Ursprünglich war dies eine Beleidigung, die auf schwule oder schwul gelesene Männer abzielte, die sich in der Öffentlichkeit mit politischer Motivation in Frauenkleidung präsentierten. Doch wenn ich mich mit der Geschichte unserer Community auseinandersetze, begegnen mir Persönlichkeiten, die sich von dieser Beleidigung nie einschüchtern ließen. Im Gegenteil: Sie erkämpften sich die Deutungshoheit!
Und so wurde die Tunte geclaimt. Erobert. Vielleicht auch neu erfunden und als Kampfbegriff genutzt, um zu hinterfragen, zu irritieren und Ansichten ad absurdum zu führen. Sie spielt mit Geschlechtsstereotype und stellt so vorhandene Regeln und Maßstäbe auf den Prüfstein, um die Freiheit der eigenen Gedanken in ein auffallendes Kostüm zu hüllen – als kritische Form des Hedonismus. Und diesen völlig bewusst zur Schau stellt, damit verwirrt, aufrüttelt und Fragen offenlässt.
Innerhalb der Community wird die Tunte gelegentlich als schäbige Cousine der Dragqueen bezeichnet, die in den Schminktopf gefallen sein könnte. Genau so soll das auch sein. Ihr Fummel kann wie ein Griff in die Altkleidersammlung wirken und gleichzeitig klassische und moderne Stile, genauso wie geschlechtsstereotype Kleidungsstile miteinander verbinden – zumeist abgerundet mit Stöckelschuhen oder Plateauschuhen..
Ihr auffallendes Auftreten, gepaart mit der rebellischen Einstellung, macht die Tunte zu mehr als einer Bühnenfigur.

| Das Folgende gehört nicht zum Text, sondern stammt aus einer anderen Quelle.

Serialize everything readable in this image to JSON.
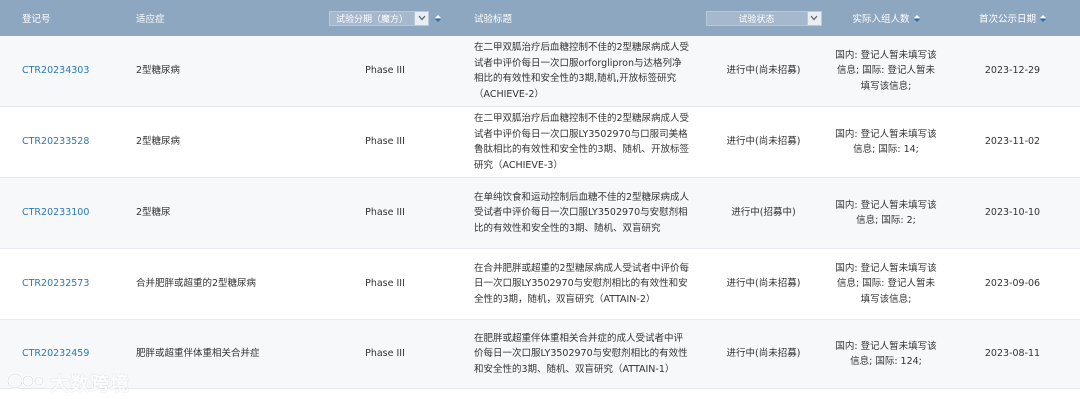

Sie verkörpert eine queer-aktivistische Identität. Sie nutzt Provokation und Schäbigkeit, um Appell nach Toleranz herauszuschreiben.. Und das Beste: Jede Person kann eine Tunte sein, denn es geht nicht ums Geschlecht oder sexuelle Orientierung, sondern um Haltung und das Anprangern von Missständen.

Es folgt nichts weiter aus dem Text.